Ormai è un dato di fatto. Le Fake News sono come il vento: crescono silenti e costanti, un attimo ti affacci dalla finestra e l’attimo dopo vedi lo stendino accogliere l’invitante richiesta di volare via. 

Sono incontrollabili. Vanno più veloci delle notizie vere, spesso in difficoltà perché meno interessanti, meno sexy. Obiettivamente: a chi interessa una notizia vera dove non si può fare polemica? 

Qualcuno è a conoscenza del potenziale di questa reazione umana, dell’indole di diffondere sugli altri la propria idea, come per scaricarla, come per condividerla. Tra politici ci sono lupi che creano venti artificiali sempre più forti in base alla resistenza della casa dei porcellini. Il lupo soffia e soffia finché la notizia non vola e distrugge tutto quello che di vero trova. 

Io e tu, caro lettore, abbiamo un ruolo. Siamo dei diffusori. Le notizie non hanno le gambe. Corrono sulle nostre gambe e home, incentivate dai click e dalla condivisione. C’è chi si preoccupa della fonte e chi no, e a volte si trova a dover dare giustificazioni improvvisate a qualche amico un po’ troppo invadente e poco convinto di quella versione dei fatti. 

Tutti siamo reporter, ma nessuno lo è. 

Noi che ruolo abbiamo? Più che il ruolo abbiamo responsabilità di limitarlo. Non tutto ciò che compare sulla home è oro che luccica, e bisogna sforzarsi di essere sempre maliziosi. A meno che davanti non abbiamo The Lancet o Science, due dei magazine di scienza e medicina più autorevoli al mondo, chiedetevi sempre se quello che state leggendo è verificato oppure no. 

Certo l’elenco dei giornali e magazine che noi reputiamo autorevoli è abbastanza corposa, e reputiamo che ognuno di loro abbia a sua volta un team interno che filtra già a monte l’eventuale bufala. A volta scappa, tutti siamo umani e quando l’adrenalina sale la prima cosa che vuoi fare è pubblicare quella news prima degli altri.

Questo TEDEd della durata di 4 minuti spiega come selezionare una news.

A proposito di TED, qualche mese fa abbiamo partecipato come partner alla prima edizione del TEDxFerrara dove abbiamo assistito al talk di Gianluca Busi “Digital killed the radio star” che parlava dei vecchi e nuovi mezzi di comunicazione. Tra questi c’è la radio: come ha fatto la Radio a sopravvivere per tutti questi anni nonostante l’alternativa sempre più agguerrita dei Social Network; bolle di sapone che ci dicono e mostrano solo quelle che ci piace? Non dimentichiamo che l’unico obiettivo di Facebook è di farci interagire. Anything else

Una gran parte di noi vogliono informarsi, rimanere al passo, ascoltare esperti e persone autorevoli che ci spiegano la realtà dei fatti, che ci dicono cosa fare e come comportarci. Abbiamo paura di rimanere indietro, di essere gli ultimi ad aver letto la notizia.

Calma.

Preferiamo essere veramente i primi degli stupidi che condividono notizie false o decontestualizzate?

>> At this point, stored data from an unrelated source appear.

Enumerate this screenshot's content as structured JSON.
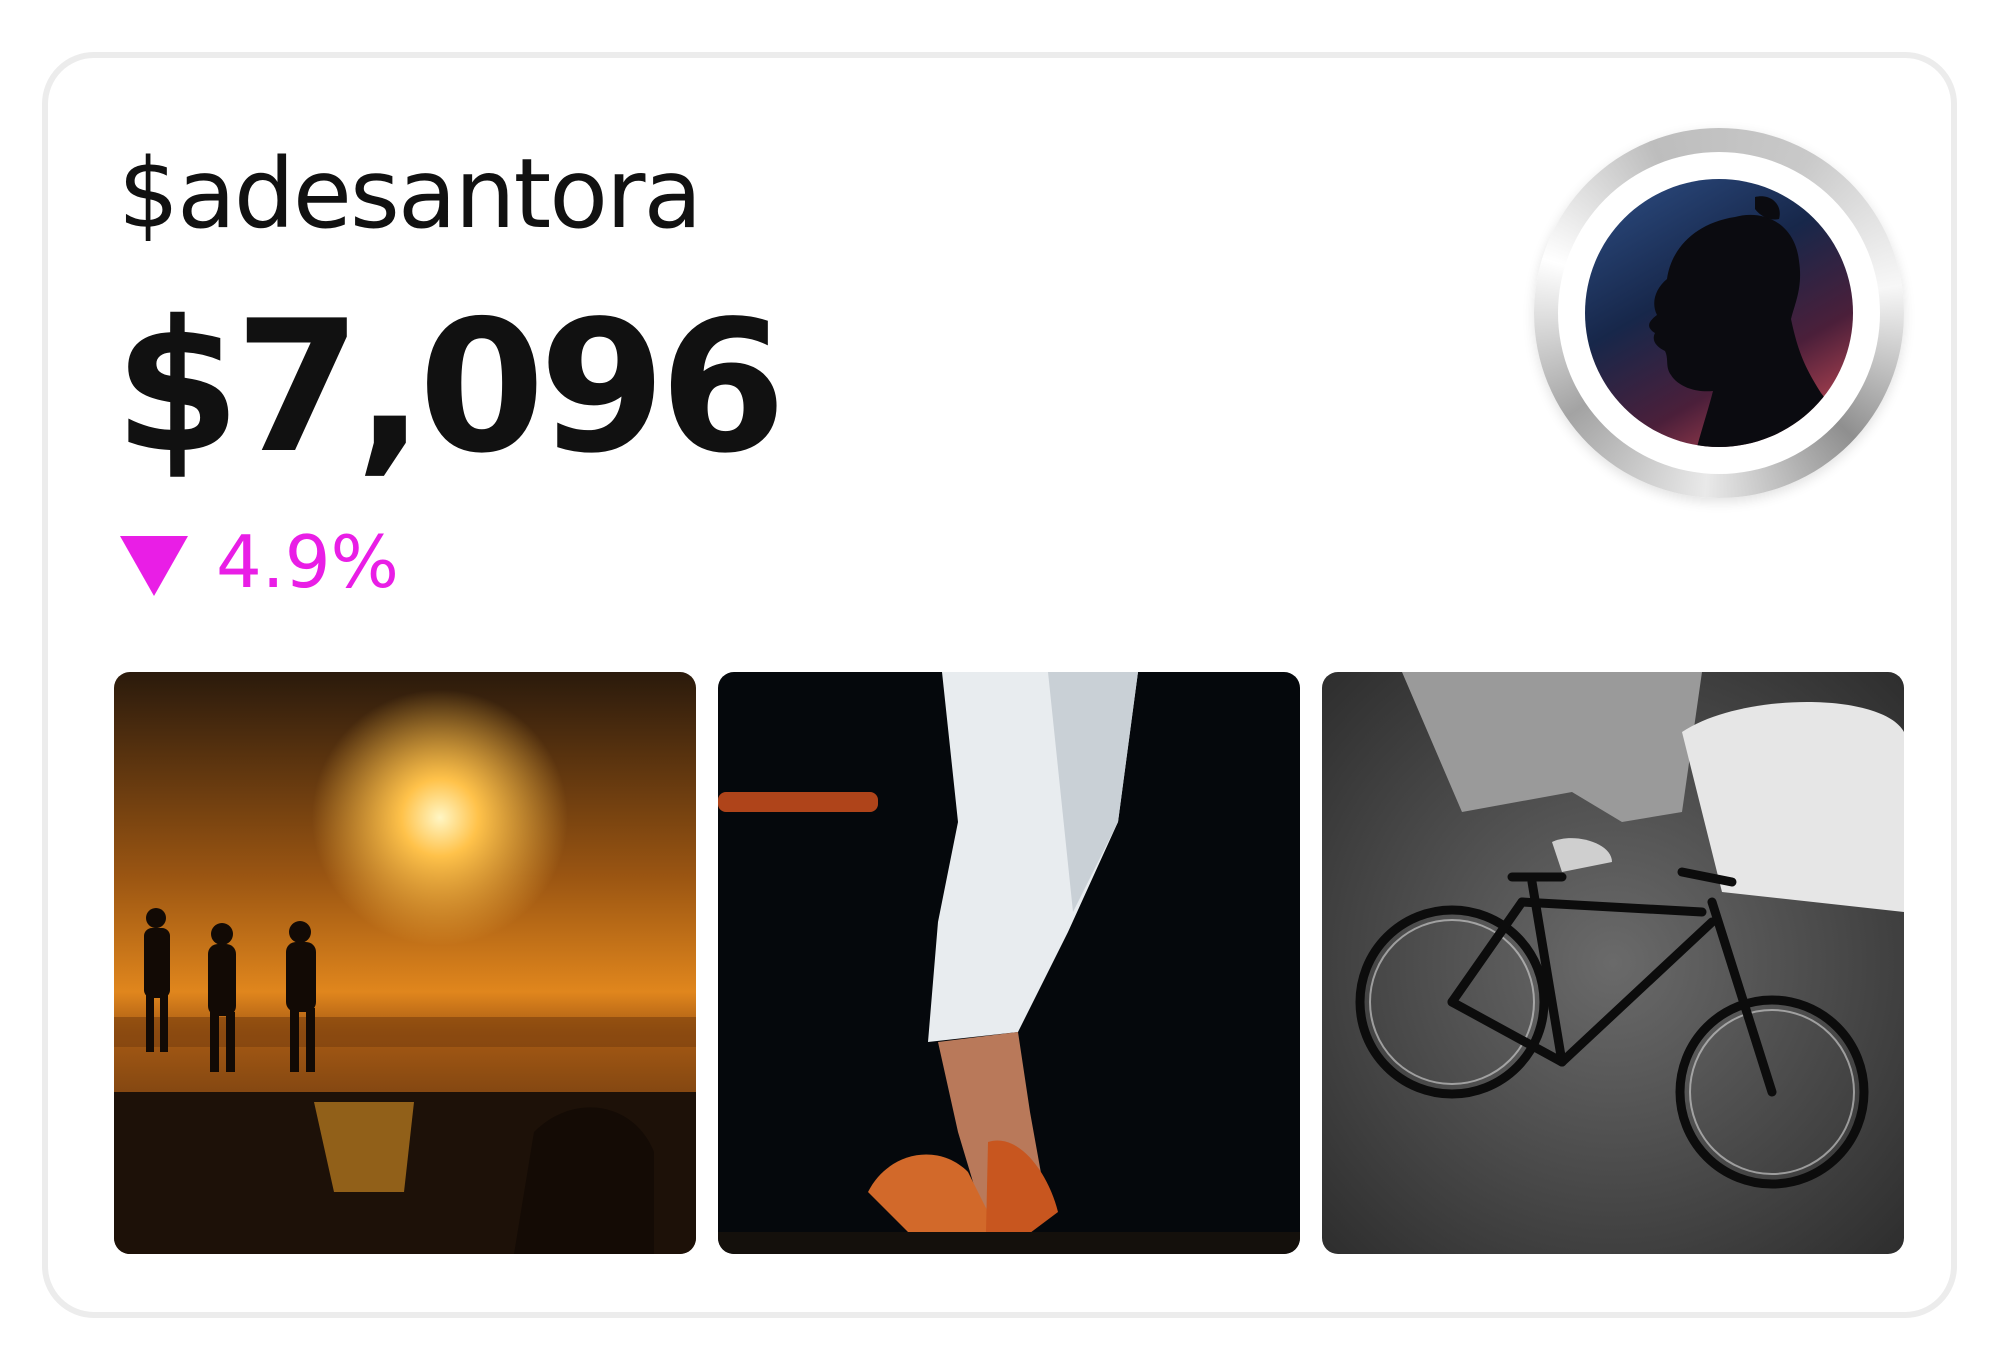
{
  "profile": {
    "handle": "$adesantora",
    "balance": "$7,096",
    "change": {
      "direction": "down",
      "value": "4.9%",
      "color": "#e91ee6"
    },
    "avatar_icon": "person-silhouette-avatar"
  },
  "gallery": [
    {
      "icon": "sunset-beach-photo"
    },
    {
      "icon": "high-heels-walking-photo"
    },
    {
      "icon": "bicycle-street-photo"
    }
  ]
}
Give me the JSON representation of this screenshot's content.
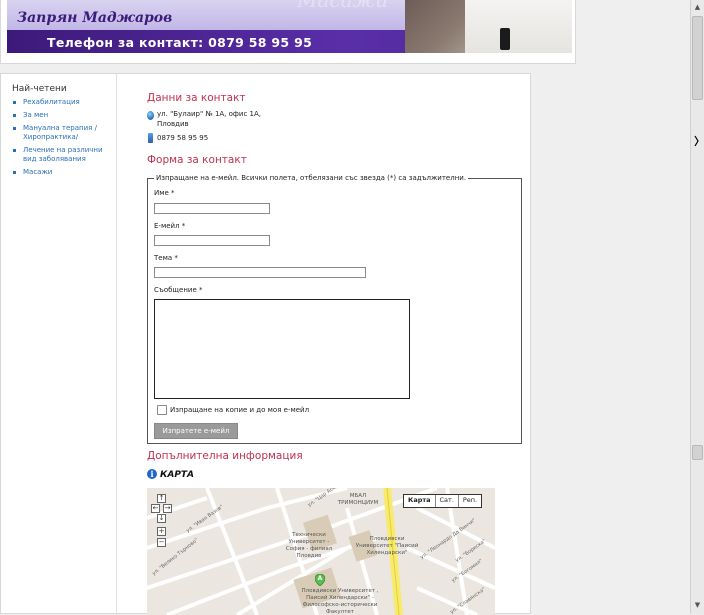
{
  "header": {
    "name": "Запрян Маджаров",
    "phone_line": "Телефон за контакт: 0879 58 95 95",
    "watermark": "Масажи"
  },
  "sidebar": {
    "title": "Най-четени",
    "items": [
      {
        "label": "Рехабилитация"
      },
      {
        "label": "За мен"
      },
      {
        "label": "Мануална терапия / Хиропрактика/"
      },
      {
        "label": "Лечение на различни вид заболявания"
      },
      {
        "label": "Масажи"
      }
    ]
  },
  "contact": {
    "heading": "Данни за контакт",
    "address_line1": "ул. \"Булаир\" № 1А, офис 1А,",
    "address_line2": "Пловдив",
    "phone": "0879 58 95 95"
  },
  "form": {
    "heading": "Форма за контакт",
    "legend": "Изпращане на е-мейл. Всички полета, отбелязани със звезда (*) са задължителни.",
    "name_label": "Име *",
    "name_value": "",
    "email_label": "Е-мейл *",
    "email_value": "",
    "subject_label": "Тема *",
    "subject_value": "",
    "message_label": "Съобщение *",
    "message_value": "",
    "copy_label": "Изпращане на копие и до моя е-мейл",
    "copy_checked": false,
    "submit_label": "Изпратете е-мейл"
  },
  "additional": {
    "heading": "Допълнителна информация",
    "map_title": "КАРТА"
  },
  "map": {
    "types": [
      "Карта",
      "Сат.",
      "Реп."
    ],
    "active_type": "Карта",
    "controls": {
      "up": "↑",
      "left": "←",
      "right": "→",
      "down": "↓",
      "zoom_in": "+",
      "zoom_out": "−"
    },
    "labels": {
      "mbal": "МБАЛ ТРИМОНЦИУМ",
      "tech_univ": "Технически Университет - София - филиал Пловдив",
      "plovdiv_univ": "Пловдивски Университет \"Паисий Хилендарски\"",
      "phil_hist": "Пловдивски Университет , Паисий Хилендарски\" - Философско-исторически Факултет",
      "marker_letter": "A"
    },
    "streets": {
      "asen": "ул. \"Цар Асен\"",
      "velika": "ул. \"Велико Търново\"",
      "ivan_vazov": "ул. \"Иван Вазов\"",
      "leonardo": "ул. \"Леонардо Да Винчи\"",
      "bogomil": "ул. \"Богомил\"",
      "boris": "ул. \"Бориска\"",
      "slavyanska": "ул. \"Славянска\""
    }
  },
  "colors": {
    "heading": "#c03050",
    "link": "#2a6fb6",
    "banner_dark": "#3c1a7a"
  }
}
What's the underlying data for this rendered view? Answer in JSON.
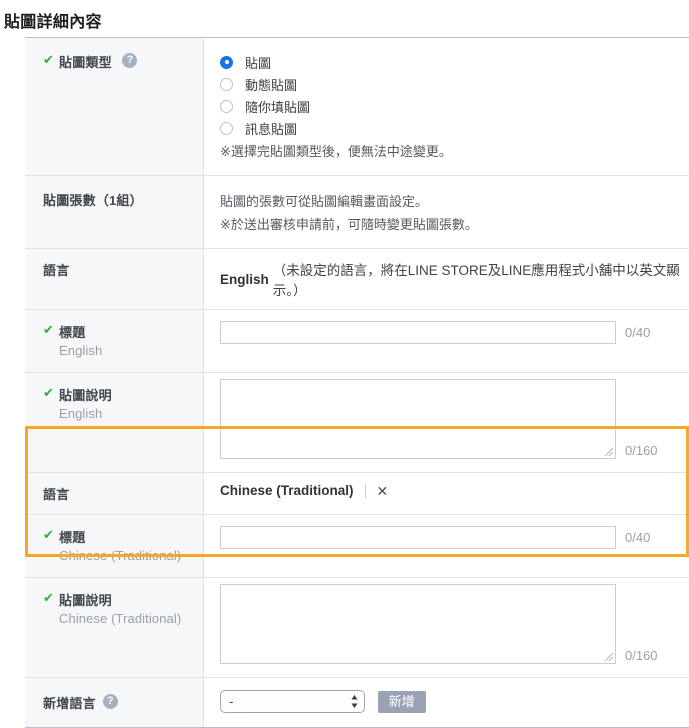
{
  "page": {
    "title": "貼圖詳細內容"
  },
  "colors": {
    "accent_blue": "#1a73e8",
    "check_green": "#2db52d",
    "highlight_orange": "#f9a825",
    "help_icon_gray": "#a7b0c0",
    "button_gray": "#9aa3b6",
    "label_bg": "#f6f7f9",
    "border": "#dfe2e7"
  },
  "rows": {
    "sticker_type": {
      "label": "貼圖類型",
      "help_icon": "question-mark-icon",
      "check_icon": "check-icon",
      "options": [
        {
          "label": "貼圖",
          "selected": true
        },
        {
          "label": "動態貼圖",
          "selected": false
        },
        {
          "label": "隨你填貼圖",
          "selected": false
        },
        {
          "label": "訊息貼圖",
          "selected": false
        }
      ],
      "note": "※選擇完貼圖類型後，便無法中途變更。"
    },
    "sticker_count": {
      "label": "貼圖張數（1組）",
      "note_line1": "貼圖的張數可從貼圖編輯畫面設定。",
      "note_line2": "※於送出審核申請前，可隨時變更貼圖張數。"
    },
    "language_en": {
      "label": "語言",
      "name": "English",
      "note": "（未設定的語言，將在LINE STORE及LINE應用程式小舖中以英文顯示。）"
    },
    "title_en": {
      "label": "標題",
      "sublabel": "English",
      "check_icon": "check-icon",
      "value": "",
      "placeholder": "",
      "counter": "0/40"
    },
    "desc_en": {
      "label": "貼圖說明",
      "sublabel": "English",
      "check_icon": "check-icon",
      "value": "",
      "placeholder": "",
      "counter": "0/160"
    },
    "language_zh": {
      "label": "語言",
      "name": "Chinese (Traditional)",
      "close_label": "✕"
    },
    "title_zh": {
      "label": "標題",
      "sublabel": "Chinese (Traditional)",
      "check_icon": "check-icon",
      "value": "",
      "placeholder": "",
      "counter": "0/40"
    },
    "desc_zh": {
      "label": "貼圖說明",
      "sublabel": "Chinese (Traditional)",
      "check_icon": "check-icon",
      "value": "",
      "placeholder": "",
      "counter": "0/160"
    },
    "add_language": {
      "label": "新增語言",
      "help_icon": "question-mark-icon",
      "selected_option": "-",
      "options": [
        "-"
      ],
      "button_label": "新增"
    }
  }
}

Tra le cose, onde evitare di scaricare App su App e appesantire come un macigno lo smartphone che non vede l’ora di cadere nell’oblio dell’obsolescenza programmata, potete scaricare l’applicazione Fm-World. La piattaforma è diventata un punto di riferimento della radio nazionale e ha come capo redattore un nostro conterraneo e caro amico Nicola Franceschini. Dentro FM-World è possibile ascoltare la trasmissione e la stazione preferita senza doverla cercare, scaricare o andare sul tetto ad aggiustare l’antenna.

Che nel frattempo si è scollegata a causa del vento.